Indeed, this only occurs with unions and rising wages, where a single income from a secure job can support a family while a parent stays home to perform childrearing. Are we there? When will we get there? These are important questions to ask if this is a dependency to improving household financials to encourage the outcome in this context (a stay at home parent).

If jobs are tenuous or insecure, long term financial obligations will not be made (the cost to raise a child in 2023 dollars is $330k, not including childcare or college). If jobs do not pay enough, people will need to put their kids in childcare (which will have to be subsidized) or they will forgo having children [1] [2].

[1] https://www.marketplace.org/story/2024/07/29/fewer-adults-ha...

[2] https://www.pewresearch.org/social-trends/2024/07/25/reasons...

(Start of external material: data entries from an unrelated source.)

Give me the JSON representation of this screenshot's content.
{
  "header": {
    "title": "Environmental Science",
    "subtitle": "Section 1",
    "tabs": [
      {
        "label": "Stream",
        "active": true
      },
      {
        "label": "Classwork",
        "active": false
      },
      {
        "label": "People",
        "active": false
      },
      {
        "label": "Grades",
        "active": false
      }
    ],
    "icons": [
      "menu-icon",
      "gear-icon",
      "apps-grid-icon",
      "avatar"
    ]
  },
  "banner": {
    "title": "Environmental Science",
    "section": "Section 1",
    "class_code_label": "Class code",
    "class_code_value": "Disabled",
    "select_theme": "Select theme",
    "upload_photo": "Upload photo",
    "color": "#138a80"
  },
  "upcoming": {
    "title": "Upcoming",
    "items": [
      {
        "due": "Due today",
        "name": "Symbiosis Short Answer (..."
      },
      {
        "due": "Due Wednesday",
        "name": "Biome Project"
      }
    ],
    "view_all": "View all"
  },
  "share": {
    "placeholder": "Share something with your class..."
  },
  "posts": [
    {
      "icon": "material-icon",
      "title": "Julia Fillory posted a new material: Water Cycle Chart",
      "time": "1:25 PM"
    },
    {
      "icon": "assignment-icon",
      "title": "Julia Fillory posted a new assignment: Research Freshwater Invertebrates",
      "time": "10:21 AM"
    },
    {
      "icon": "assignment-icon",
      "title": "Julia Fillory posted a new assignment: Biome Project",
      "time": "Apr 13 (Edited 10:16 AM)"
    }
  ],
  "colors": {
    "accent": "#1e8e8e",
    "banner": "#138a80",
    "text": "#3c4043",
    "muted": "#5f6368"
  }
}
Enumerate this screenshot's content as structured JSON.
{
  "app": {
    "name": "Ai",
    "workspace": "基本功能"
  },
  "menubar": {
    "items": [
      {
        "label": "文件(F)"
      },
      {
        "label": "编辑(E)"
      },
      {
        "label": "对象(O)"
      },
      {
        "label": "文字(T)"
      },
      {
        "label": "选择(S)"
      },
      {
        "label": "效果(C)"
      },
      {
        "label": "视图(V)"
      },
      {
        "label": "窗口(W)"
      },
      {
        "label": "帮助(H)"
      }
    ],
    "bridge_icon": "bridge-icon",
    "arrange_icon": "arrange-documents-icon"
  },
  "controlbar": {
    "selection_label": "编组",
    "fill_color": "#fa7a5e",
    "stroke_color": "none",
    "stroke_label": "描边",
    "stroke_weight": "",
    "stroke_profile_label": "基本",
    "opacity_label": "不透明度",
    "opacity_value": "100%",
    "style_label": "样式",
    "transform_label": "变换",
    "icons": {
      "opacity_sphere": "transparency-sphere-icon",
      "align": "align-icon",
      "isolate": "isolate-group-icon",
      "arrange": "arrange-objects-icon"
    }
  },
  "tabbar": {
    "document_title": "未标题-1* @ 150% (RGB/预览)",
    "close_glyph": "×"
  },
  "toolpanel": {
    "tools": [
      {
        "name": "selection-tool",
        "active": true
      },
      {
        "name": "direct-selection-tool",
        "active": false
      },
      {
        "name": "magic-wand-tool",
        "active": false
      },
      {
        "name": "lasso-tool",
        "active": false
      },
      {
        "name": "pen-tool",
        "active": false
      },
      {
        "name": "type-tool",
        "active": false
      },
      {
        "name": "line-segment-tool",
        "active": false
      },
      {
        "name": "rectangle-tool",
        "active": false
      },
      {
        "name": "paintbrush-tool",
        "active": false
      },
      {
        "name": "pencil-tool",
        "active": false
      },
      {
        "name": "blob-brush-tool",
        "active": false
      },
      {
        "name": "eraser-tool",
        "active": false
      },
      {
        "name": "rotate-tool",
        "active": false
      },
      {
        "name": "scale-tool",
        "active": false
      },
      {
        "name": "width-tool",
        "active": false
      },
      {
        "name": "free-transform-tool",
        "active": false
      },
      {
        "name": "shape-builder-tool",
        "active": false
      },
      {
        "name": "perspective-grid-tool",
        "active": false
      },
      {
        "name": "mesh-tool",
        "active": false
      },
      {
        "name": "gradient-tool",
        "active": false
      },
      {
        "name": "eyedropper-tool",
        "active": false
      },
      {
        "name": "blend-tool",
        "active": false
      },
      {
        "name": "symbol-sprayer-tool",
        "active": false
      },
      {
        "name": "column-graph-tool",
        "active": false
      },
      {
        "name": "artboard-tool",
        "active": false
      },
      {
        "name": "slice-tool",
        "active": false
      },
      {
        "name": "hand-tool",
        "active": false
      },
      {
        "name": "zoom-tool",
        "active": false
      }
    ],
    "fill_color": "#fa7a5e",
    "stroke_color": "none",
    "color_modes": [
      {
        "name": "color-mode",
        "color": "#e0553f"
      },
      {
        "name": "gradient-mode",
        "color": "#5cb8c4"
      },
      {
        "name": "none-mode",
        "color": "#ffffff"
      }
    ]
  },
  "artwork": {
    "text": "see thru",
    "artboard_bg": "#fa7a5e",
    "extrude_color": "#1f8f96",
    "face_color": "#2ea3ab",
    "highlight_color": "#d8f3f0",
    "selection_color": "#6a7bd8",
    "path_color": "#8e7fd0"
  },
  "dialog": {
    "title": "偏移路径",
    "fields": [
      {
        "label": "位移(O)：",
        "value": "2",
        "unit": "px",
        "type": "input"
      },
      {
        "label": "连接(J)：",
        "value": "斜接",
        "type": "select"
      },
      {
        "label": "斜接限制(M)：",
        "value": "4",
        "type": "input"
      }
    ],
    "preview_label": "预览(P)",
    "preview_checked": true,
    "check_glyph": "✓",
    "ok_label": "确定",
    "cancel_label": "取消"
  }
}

evantbyrne 2 days ago | parent [-]

Regulation, my man. Doesn't require fitting into the existing framework that was invented to as a stopgap for dangerous factory working conditions. The barrier is people's preconceived notions on what work day, weeks, and lives have to look like.

toomuchtodo 2 days ago | parent [-]

Can you expound on this? What regulation? What "preconceived notions on what work day, weeks, and lives have to look like"? Unions and higher wages enable people to afford families, and I am an aggressive proponent of a 4 day work week at 100% pay considering productivity gains over the last half century, but I'd be interested in your thoughts.

evantbyrne 2 days ago | parent [-]

There are infinite ways to do this and we could riff all day on it. The simplest as I see it would simply be giving individuals with young children the autonomy to dictate their work schedules, allowing them the option to make up the hours later, or even choose not to. In a way this already happens informally in nicer companies.